Онуфриенко отмахнулся.
– Вас, Александра, великая Исида наградила прозрением, – многозначительно сказал Онуфриенко.
– Возьмите, возьмите, господин, хоть за доллар, – канючил продавец древностей. – Ну хоть за полдоллара.
– Эмши! – отмахнулся Онуфриенко.
Араб тут же со всех ног бросился к очередной перспективной группе японских туристов, высыпавших из автобуса.
– Так вот, – продолжил Онуфриенко, – вы на самом деле совершенно точно употребили слово «сперматозоид»! Ведь пирамида с бенбеном наверху, направленная острием вверх, – фаллический символ. Она символизирует мужское начало.
– А все, что острием вниз, естественно, символизирует женское, – скептически добавила Александра и, с удивлением заметив внезапный восторг в глазах проводника, поняла, что опять попала в самое яблочко.

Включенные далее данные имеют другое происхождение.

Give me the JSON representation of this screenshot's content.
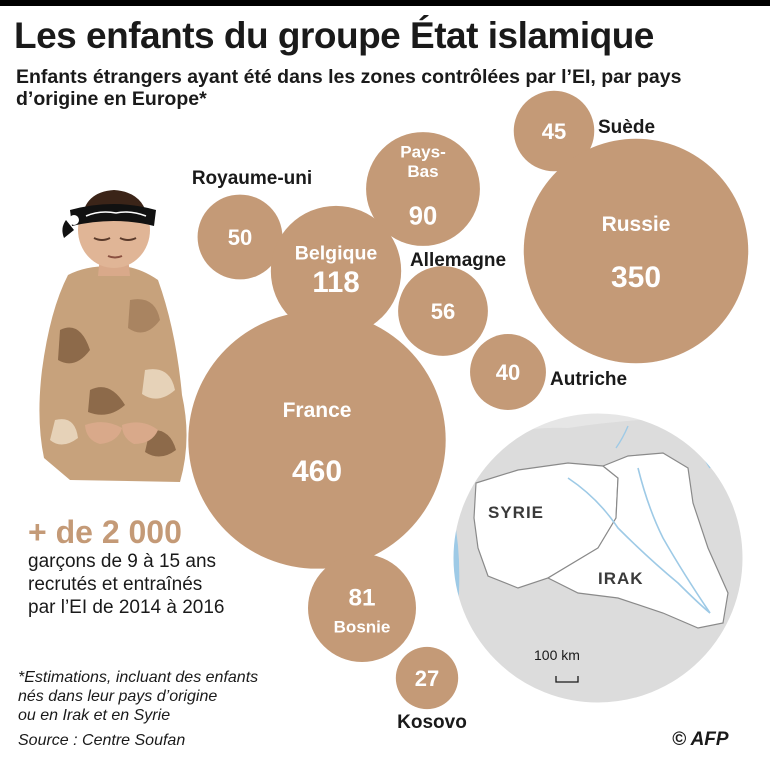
{
  "title": "Les enfants du groupe État islamique",
  "subtitle": "Enfants étrangers ayant été dans les zones contrôlées par l’EI, par pays d’origine en Europe*",
  "colors": {
    "bubble": "#c49a77",
    "accent_text": "#c49a77",
    "map_land": "#ffffff",
    "map_outside": "#dcdcdc",
    "water": "#9ecae6"
  },
  "chart_data": {
    "type": "bubble",
    "unit": "",
    "points": [
      {
        "country": "Suède",
        "value": 45
      },
      {
        "country": "Pays-Bas",
        "value": 90
      },
      {
        "country": "Royaume-uni",
        "value": 50
      },
      {
        "country": "Belgique",
        "value": 118
      },
      {
        "country": "Allemagne",
        "value": 56
      },
      {
        "country": "Russie",
        "value": 350
      },
      {
        "country": "Autriche",
        "value": 40
      },
      {
        "country": "France",
        "value": 460
      },
      {
        "country": "Bosnie",
        "value": 81
      },
      {
        "country": "Kosovo",
        "value": 27
      }
    ]
  },
  "stat": {
    "big": "+ de 2 000",
    "lines": [
      "garçons de 9 à 15 ans",
      "recrutés et entraînés",
      "par l’EI de 2014 à 2016"
    ]
  },
  "map": {
    "labels": [
      "SYRIE",
      "IRAK"
    ],
    "scale": "100 km"
  },
  "note_lines": [
    "*Estimations, incluant des enfants",
    "nés dans leur pays d’origine",
    "ou en Irak et en Syrie"
  ],
  "source": "Source : Centre Soufan",
  "credit": "© AFP"
}
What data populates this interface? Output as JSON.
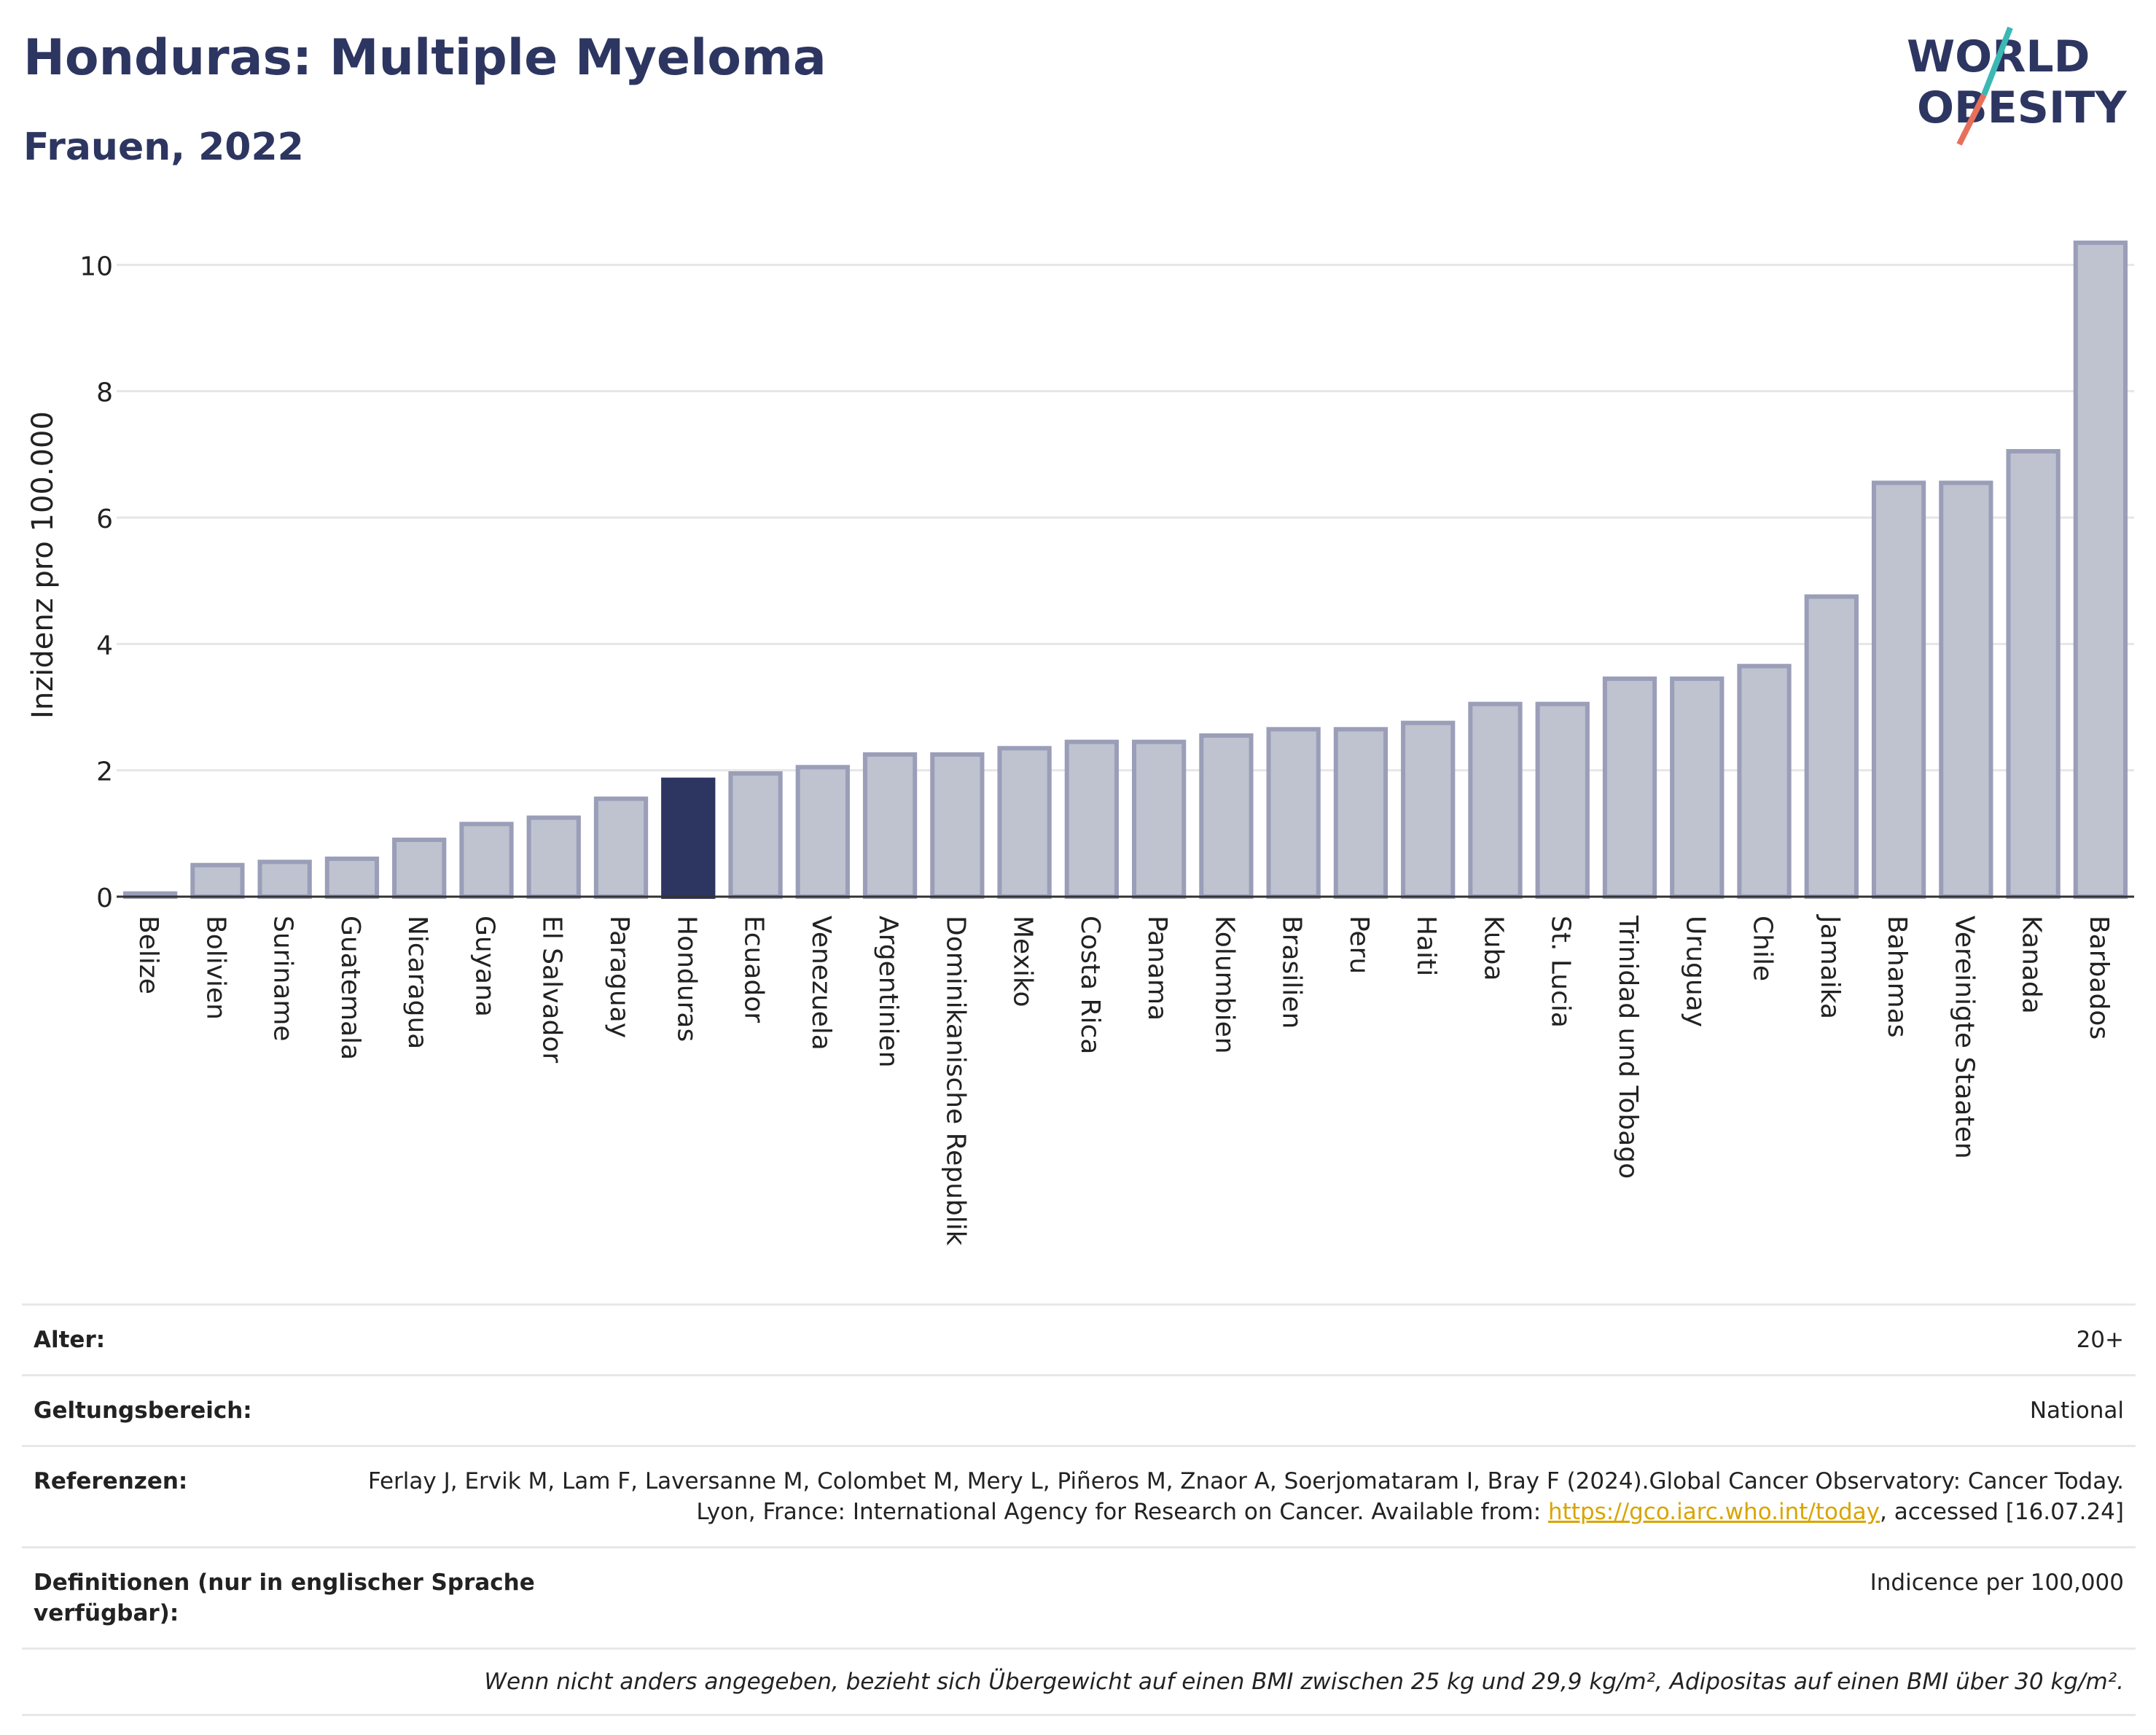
{
  "header": {
    "title": "Honduras: Multiple Myeloma",
    "subtitle": "Frauen, 2022"
  },
  "logo": {
    "line1": "WORLD",
    "line2": "OBESITY"
  },
  "chart_data": {
    "type": "bar",
    "ylabel": "Inzidenz pro 100.000",
    "xlabel": "",
    "ylim": [
      0,
      10.5
    ],
    "yticks": [
      0,
      2,
      4,
      6,
      8,
      10
    ],
    "grid": true,
    "highlight": "Honduras",
    "colors": {
      "bar": "#bfc2cf",
      "bar_edge": "#9a9eb8",
      "highlight": "#2d3561"
    },
    "categories": [
      "Belize",
      "Bolivien",
      "Suriname",
      "Guatemala",
      "Nicaragua",
      "Guyana",
      "El Salvador",
      "Paraguay",
      "Honduras",
      "Ecuador",
      "Venezuela",
      "Argentinien",
      "Dominikanische Republik",
      "Mexiko",
      "Costa Rica",
      "Panama",
      "Kolumbien",
      "Brasilien",
      "Peru",
      "Haiti",
      "Kuba",
      "St. Lucia",
      "Trinidad und Tobago",
      "Uruguay",
      "Chile",
      "Jamaika",
      "Bahamas",
      "Vereinigte Staaten",
      "Kanada",
      "Barbados"
    ],
    "values": [
      0.05,
      0.5,
      0.55,
      0.6,
      0.9,
      1.15,
      1.25,
      1.55,
      1.85,
      1.95,
      2.05,
      2.25,
      2.25,
      2.35,
      2.45,
      2.45,
      2.55,
      2.65,
      2.65,
      2.75,
      3.05,
      3.05,
      3.45,
      3.45,
      3.65,
      4.75,
      6.55,
      6.55,
      7.05,
      10.35
    ]
  },
  "info": {
    "age_label": "Alter:",
    "age_value": "20+",
    "scope_label": "Geltungsbereich:",
    "scope_value": "National",
    "refs_label": "Referenzen:",
    "refs_text_1": "Ferlay J, Ervik M, Lam F, Laversanne M, Colombet M, Mery L, Piñeros M, Znaor A, Soerjomataram I, Bray F (2024).Global Cancer Observatory: Cancer Today. Lyon, France: International Agency for Research on Cancer. Available from: ",
    "refs_link": "https://gco.iarc.who.int/today",
    "refs_text_2": ", accessed [16.07.24]",
    "defs_label": "Definitionen (nur in englischer Sprache verfügbar):",
    "defs_value": "Indicence per 100,000",
    "note": "Wenn nicht anders angegeben, bezieht sich Übergewicht auf einen BMI zwischen 25 kg und 29,9 kg/m², Adipositas auf einen BMI über 30 kg/m²."
  }
}
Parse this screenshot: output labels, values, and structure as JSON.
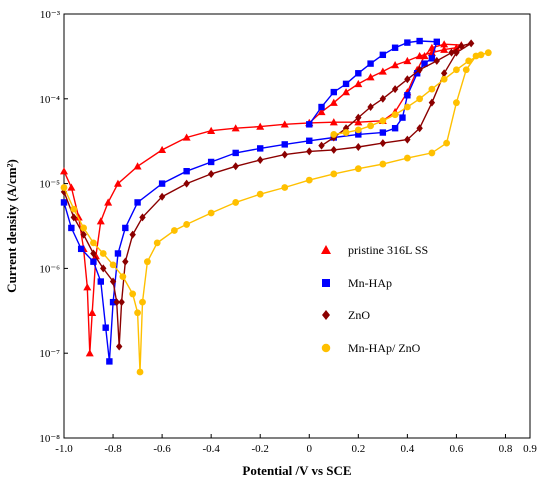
{
  "chart_data": {
    "type": "line",
    "xlabel": "Potential /V vs SCE",
    "ylabel": "Current density (A/cm²)",
    "xlim": [
      -1.0,
      0.9
    ],
    "ylim_log10": [
      -8,
      -3
    ],
    "y_scale": "log",
    "grid": false,
    "legend_position": "right",
    "x_ticks": [
      "-1.0",
      "-0.8",
      "-0.6",
      "-0.4",
      "-0.2",
      "0",
      "0.2",
      "0.4",
      "0.6",
      "0.8",
      "0.9"
    ],
    "y_ticks": [
      {
        "label": "10⁻⁸",
        "exp": -8
      },
      {
        "label": "10⁻⁷",
        "exp": -7
      },
      {
        "label": "10⁻⁶",
        "exp": -6
      },
      {
        "label": "10⁻⁵",
        "exp": -5
      },
      {
        "label": "10⁻⁴",
        "exp": -4
      },
      {
        "label": "10⁻³",
        "exp": -3
      }
    ],
    "series": [
      {
        "name": "pristine 316L SS",
        "color": "#ff0000",
        "marker": "triangle",
        "points": [
          [
            -1.0,
            1.4e-05
          ],
          [
            -0.97,
            9e-06
          ],
          [
            -0.94,
            4e-06
          ],
          [
            -0.92,
            1.7e-06
          ],
          [
            -0.905,
            6e-07
          ],
          [
            -0.895,
            1e-07
          ],
          [
            -0.885,
            3e-07
          ],
          [
            -0.87,
            1.4e-06
          ],
          [
            -0.85,
            3.6e-06
          ],
          [
            -0.82,
            6e-06
          ],
          [
            -0.78,
            1e-05
          ],
          [
            -0.7,
            1.6e-05
          ],
          [
            -0.6,
            2.5e-05
          ],
          [
            -0.5,
            3.5e-05
          ],
          [
            -0.4,
            4.2e-05
          ],
          [
            -0.3,
            4.5e-05
          ],
          [
            -0.2,
            4.7e-05
          ],
          [
            -0.1,
            5e-05
          ],
          [
            0.0,
            5.2e-05
          ],
          [
            0.1,
            5.3e-05
          ],
          [
            0.2,
            5.3e-05
          ],
          [
            0.3,
            5.5e-05
          ],
          [
            0.35,
            7e-05
          ],
          [
            0.4,
            0.00012
          ],
          [
            0.44,
            0.00022
          ],
          [
            0.47,
            0.00032
          ],
          [
            0.5,
            0.0004
          ],
          [
            0.55,
            0.00044
          ],
          [
            0.62,
            0.00043
          ],
          [
            0.6,
            0.0004
          ],
          [
            0.55,
            0.00038
          ],
          [
            0.5,
            0.00035
          ],
          [
            0.45,
            0.00032
          ],
          [
            0.4,
            0.00028
          ],
          [
            0.35,
            0.00025
          ],
          [
            0.3,
            0.00021
          ],
          [
            0.25,
            0.00018
          ],
          [
            0.2,
            0.00015
          ],
          [
            0.15,
            0.00012
          ],
          [
            0.1,
            9e-05
          ],
          [
            0.05,
            7e-05
          ],
          [
            0.0,
            5.2e-05
          ]
        ]
      },
      {
        "name": "Mn-HAp",
        "color": "#0000ff",
        "marker": "square",
        "points": [
          [
            -1.0,
            6e-06
          ],
          [
            -0.97,
            3e-06
          ],
          [
            -0.93,
            1.7e-06
          ],
          [
            -0.88,
            1.2e-06
          ],
          [
            -0.85,
            7e-07
          ],
          [
            -0.83,
            2e-07
          ],
          [
            -0.815,
            8e-08
          ],
          [
            -0.8,
            4e-07
          ],
          [
            -0.78,
            1.5e-06
          ],
          [
            -0.75,
            3e-06
          ],
          [
            -0.7,
            6e-06
          ],
          [
            -0.6,
            1e-05
          ],
          [
            -0.5,
            1.4e-05
          ],
          [
            -0.4,
            1.8e-05
          ],
          [
            -0.3,
            2.3e-05
          ],
          [
            -0.2,
            2.6e-05
          ],
          [
            -0.1,
            2.9e-05
          ],
          [
            0.0,
            3.2e-05
          ],
          [
            0.1,
            3.5e-05
          ],
          [
            0.2,
            3.8e-05
          ],
          [
            0.3,
            4e-05
          ],
          [
            0.35,
            4.5e-05
          ],
          [
            0.38,
            6e-05
          ],
          [
            0.4,
            0.00011
          ],
          [
            0.44,
            0.0002
          ],
          [
            0.47,
            0.00026
          ],
          [
            0.5,
            0.0003
          ],
          [
            0.52,
            0.00047
          ],
          [
            0.45,
            0.00048
          ],
          [
            0.4,
            0.00046
          ],
          [
            0.35,
            0.0004
          ],
          [
            0.3,
            0.00033
          ],
          [
            0.25,
            0.00026
          ],
          [
            0.2,
            0.0002
          ],
          [
            0.15,
            0.00015
          ],
          [
            0.1,
            0.00012
          ],
          [
            0.05,
            8e-05
          ],
          [
            0.0,
            5e-05
          ]
        ]
      },
      {
        "name": "ZnO",
        "color": "#8b0000",
        "marker": "diamond",
        "points": [
          [
            -1.0,
            8e-06
          ],
          [
            -0.96,
            4e-06
          ],
          [
            -0.92,
            2.5e-06
          ],
          [
            -0.88,
            1.5e-06
          ],
          [
            -0.84,
            1e-06
          ],
          [
            -0.8,
            7e-07
          ],
          [
            -0.785,
            4e-07
          ],
          [
            -0.775,
            1.2e-07
          ],
          [
            -0.765,
            4e-07
          ],
          [
            -0.75,
            1.2e-06
          ],
          [
            -0.72,
            2.5e-06
          ],
          [
            -0.68,
            4e-06
          ],
          [
            -0.6,
            7e-06
          ],
          [
            -0.5,
            1e-05
          ],
          [
            -0.4,
            1.3e-05
          ],
          [
            -0.3,
            1.6e-05
          ],
          [
            -0.2,
            1.9e-05
          ],
          [
            -0.1,
            2.2e-05
          ],
          [
            0.0,
            2.4e-05
          ],
          [
            0.1,
            2.5e-05
          ],
          [
            0.2,
            2.7e-05
          ],
          [
            0.3,
            3e-05
          ],
          [
            0.4,
            3.3e-05
          ],
          [
            0.45,
            4.5e-05
          ],
          [
            0.5,
            9e-05
          ],
          [
            0.55,
            0.0002
          ],
          [
            0.6,
            0.00035
          ],
          [
            0.66,
            0.00045
          ],
          [
            0.62,
            0.00042
          ],
          [
            0.58,
            0.00035
          ],
          [
            0.52,
            0.00028
          ],
          [
            0.45,
            0.00022
          ],
          [
            0.4,
            0.00017
          ],
          [
            0.35,
            0.00013
          ],
          [
            0.3,
            0.0001
          ],
          [
            0.25,
            8e-05
          ],
          [
            0.2,
            6e-05
          ],
          [
            0.15,
            4.5e-05
          ],
          [
            0.1,
            3.5e-05
          ],
          [
            0.05,
            2.8e-05
          ]
        ]
      },
      {
        "name": "Mn-HAp/ ZnO",
        "color": "#ffc000",
        "marker": "circle",
        "points": [
          [
            -1.0,
            9e-06
          ],
          [
            -0.96,
            5e-06
          ],
          [
            -0.92,
            3e-06
          ],
          [
            -0.88,
            2e-06
          ],
          [
            -0.84,
            1.5e-06
          ],
          [
            -0.8,
            1.1e-06
          ],
          [
            -0.76,
            8e-07
          ],
          [
            -0.72,
            5e-07
          ],
          [
            -0.7,
            3e-07
          ],
          [
            -0.69,
            6e-08
          ],
          [
            -0.68,
            4e-07
          ],
          [
            -0.66,
            1.2e-06
          ],
          [
            -0.62,
            2e-06
          ],
          [
            -0.55,
            2.8e-06
          ],
          [
            -0.5,
            3.3e-06
          ],
          [
            -0.4,
            4.5e-06
          ],
          [
            -0.3,
            6e-06
          ],
          [
            -0.2,
            7.5e-06
          ],
          [
            -0.1,
            9e-06
          ],
          [
            0.0,
            1.1e-05
          ],
          [
            0.1,
            1.3e-05
          ],
          [
            0.2,
            1.5e-05
          ],
          [
            0.3,
            1.7e-05
          ],
          [
            0.4,
            2e-05
          ],
          [
            0.5,
            2.3e-05
          ],
          [
            0.56,
            3e-05
          ],
          [
            0.6,
            9e-05
          ],
          [
            0.64,
            0.00022
          ],
          [
            0.68,
            0.00032
          ],
          [
            0.73,
            0.00035
          ],
          [
            0.7,
            0.00033
          ],
          [
            0.65,
            0.00028
          ],
          [
            0.6,
            0.00022
          ],
          [
            0.55,
            0.00017
          ],
          [
            0.5,
            0.00013
          ],
          [
            0.45,
            0.0001
          ],
          [
            0.4,
            8e-05
          ],
          [
            0.35,
            6.5e-05
          ],
          [
            0.3,
            5.5e-05
          ],
          [
            0.25,
            4.8e-05
          ],
          [
            0.2,
            4.3e-05
          ],
          [
            0.15,
            4e-05
          ],
          [
            0.1,
            3.8e-05
          ]
        ]
      }
    ]
  }
}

– Браво, Александра! Именно так! – Онуфриенко разве что не захлопал в ладоши. – Именно в этом сакральное предназначение пирамиды! Смерть царя приводила к двум особенным ритуальным церемониям: похоронам и звездному воскрешению фараона, хотя мне больше нравится слово «царь», и одновременно к звездному рождению и коронации наследника. Умерший Хор-фараон, превращался в ожившего Осириса и уходил в созвездие Ориона, а новый Хор-царь рождался и короновался в качестве сына Осириса. А Исида-Сириус была звездной женой и сестрой умершего фараона-Осириса и астральной матерью нового живого царя-Хора. И все эти церемонии происходили в «Светочах»! – поспешил закончить он, заметив, что Александра с трудом улавливает строение генеалогического древа звездных и земных родственников древнеегипетских правящих династий.
– Как интересно! – все же подбодрила она Онуфриенко. – Только так ужасно есть хочется, что мысли путаются.
* * *Душ Александра приняла с удовольствием. Хотя ей и не нравились общие ванные. Замотав голову полотенцем и надев махровый халат, прошмыгнула через холл в комнату.
Онуфриенко, уже переодевшийся в привычную многообещающую майку, сидел у стола, накрытого развернутым чертежом и, близоруко щурясь, читал надпись на маленькой баночке с лекарством.
– Плохо себя чувствуете? – Александра сняла полотенце и встряхнула волосами.
– Меня вообще-то Саша зовут! – дружелюбно сообщил тот, высыпая на ладонь из баночки с десяток желтеньких таблеток и бросая их в рот.
– Заболели, Саша? – Она бросила полотенце на кровать. – Или решили покончить с собой, чтобы меня не кормить? От такого количества таблеток, знаете ли…
– Ерунда. Это витамины. Хуже не будет! – Он закрутил баночку и поставил на стол.
– Витамины пьют для того, чтобы стало лучше, – не преминула заметить Александра и открыла платяной шкаф, чтобы выбрать наряд для трапезы. – Выйдите, Саша, я переоденусь и поведу вас завтракать! И обедать! Возражения не принимаются! – категорически заявила она на всякий случай и, выставив Онуфриенко за дверь, скинула халат. Сразу одеваться не стала – внутри на дверце шкафа оказалось зеркало.
«Вроде немного похудела, – отметила с удовлетворением, разглядывая отражение и проводя руками по плоскому животу. – Значит, не зря мучилась. Теперь можно чуть-чуть поесть».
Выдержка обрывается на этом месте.